Glaubenswahrheit.org  
Dogma
17. November 2002

Die Bedeutung der Dogmen

Im Namen des Vaters und des Sohnes und des Heiligen Geistes. Amen.

Geliebte im Herrn!

Wir haben an den vergangenen Sonntagen den Dekalog, das Zehn-Gebote-Gesetz Gottes uns vor Augen geführt. Die Gebote Gottes sind nicht bloß äußere Tafeln, die man durch äußere Erfüllung befriedigt beiseite legen kann. Nein, sie wenden sich an das Herz, an die Gesinnung; sie wollen durch ein Herz erfüllt sein, das Gott hingeneigt ist. Genau das ist es: Hinneigung zu Gott soll unsere Sittlichkeit bestimmen.

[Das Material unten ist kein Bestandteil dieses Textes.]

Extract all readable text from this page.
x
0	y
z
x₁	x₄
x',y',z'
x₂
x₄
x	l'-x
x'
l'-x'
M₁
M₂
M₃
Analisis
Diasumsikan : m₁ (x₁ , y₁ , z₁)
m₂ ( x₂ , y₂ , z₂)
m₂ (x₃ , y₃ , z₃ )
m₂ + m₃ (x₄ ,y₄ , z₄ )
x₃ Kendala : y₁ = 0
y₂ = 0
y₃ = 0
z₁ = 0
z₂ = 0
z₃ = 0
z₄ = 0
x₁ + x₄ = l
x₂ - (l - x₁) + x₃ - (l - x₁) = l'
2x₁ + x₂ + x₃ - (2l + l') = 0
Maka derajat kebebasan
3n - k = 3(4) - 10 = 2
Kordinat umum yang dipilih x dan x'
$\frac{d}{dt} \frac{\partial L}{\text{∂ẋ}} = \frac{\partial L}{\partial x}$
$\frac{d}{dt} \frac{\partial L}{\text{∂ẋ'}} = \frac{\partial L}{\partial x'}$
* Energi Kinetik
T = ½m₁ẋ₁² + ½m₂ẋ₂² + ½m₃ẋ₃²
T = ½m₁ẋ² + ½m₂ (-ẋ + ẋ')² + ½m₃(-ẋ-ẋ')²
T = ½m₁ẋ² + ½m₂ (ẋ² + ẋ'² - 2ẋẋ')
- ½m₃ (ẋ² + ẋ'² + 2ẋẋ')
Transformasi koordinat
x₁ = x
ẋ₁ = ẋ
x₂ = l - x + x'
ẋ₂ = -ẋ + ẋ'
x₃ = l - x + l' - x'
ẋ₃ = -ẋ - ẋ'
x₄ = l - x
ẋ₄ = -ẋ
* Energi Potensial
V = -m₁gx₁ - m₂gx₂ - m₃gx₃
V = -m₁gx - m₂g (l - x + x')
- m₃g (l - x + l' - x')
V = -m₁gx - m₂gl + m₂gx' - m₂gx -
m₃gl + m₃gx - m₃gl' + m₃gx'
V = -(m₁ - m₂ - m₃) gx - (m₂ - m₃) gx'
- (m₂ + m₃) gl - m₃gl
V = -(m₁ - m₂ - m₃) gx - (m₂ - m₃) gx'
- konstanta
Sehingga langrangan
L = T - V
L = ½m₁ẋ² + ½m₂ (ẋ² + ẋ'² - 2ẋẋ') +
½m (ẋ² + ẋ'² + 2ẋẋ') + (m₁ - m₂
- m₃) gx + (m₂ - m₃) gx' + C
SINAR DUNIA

Dann aber können diese Gebote nicht im leeren Raum schweben, sondern müssen eine Unterlage haben, und diese Unterlage muß sein die Welt Gottes, die Wirklichkeit Gottes, der Wille Gottes und das Wesen Gottes. Die Ethik im Christentum bedarf der Dogmatik. Die Gebote müssen auf Dogmen aufruhen, und das wird unsere Aufgabe an den kommenden Sonntagen sein, uns die wesentlichen Dogmen der Kirche vor Augen zu führen. Am heutigen Sonntag wollen wir bedenken, was ein Dogma ist. Wir wollen fragen nach dem Inhalt, nach der Form und nach der Kraft von Dogmen.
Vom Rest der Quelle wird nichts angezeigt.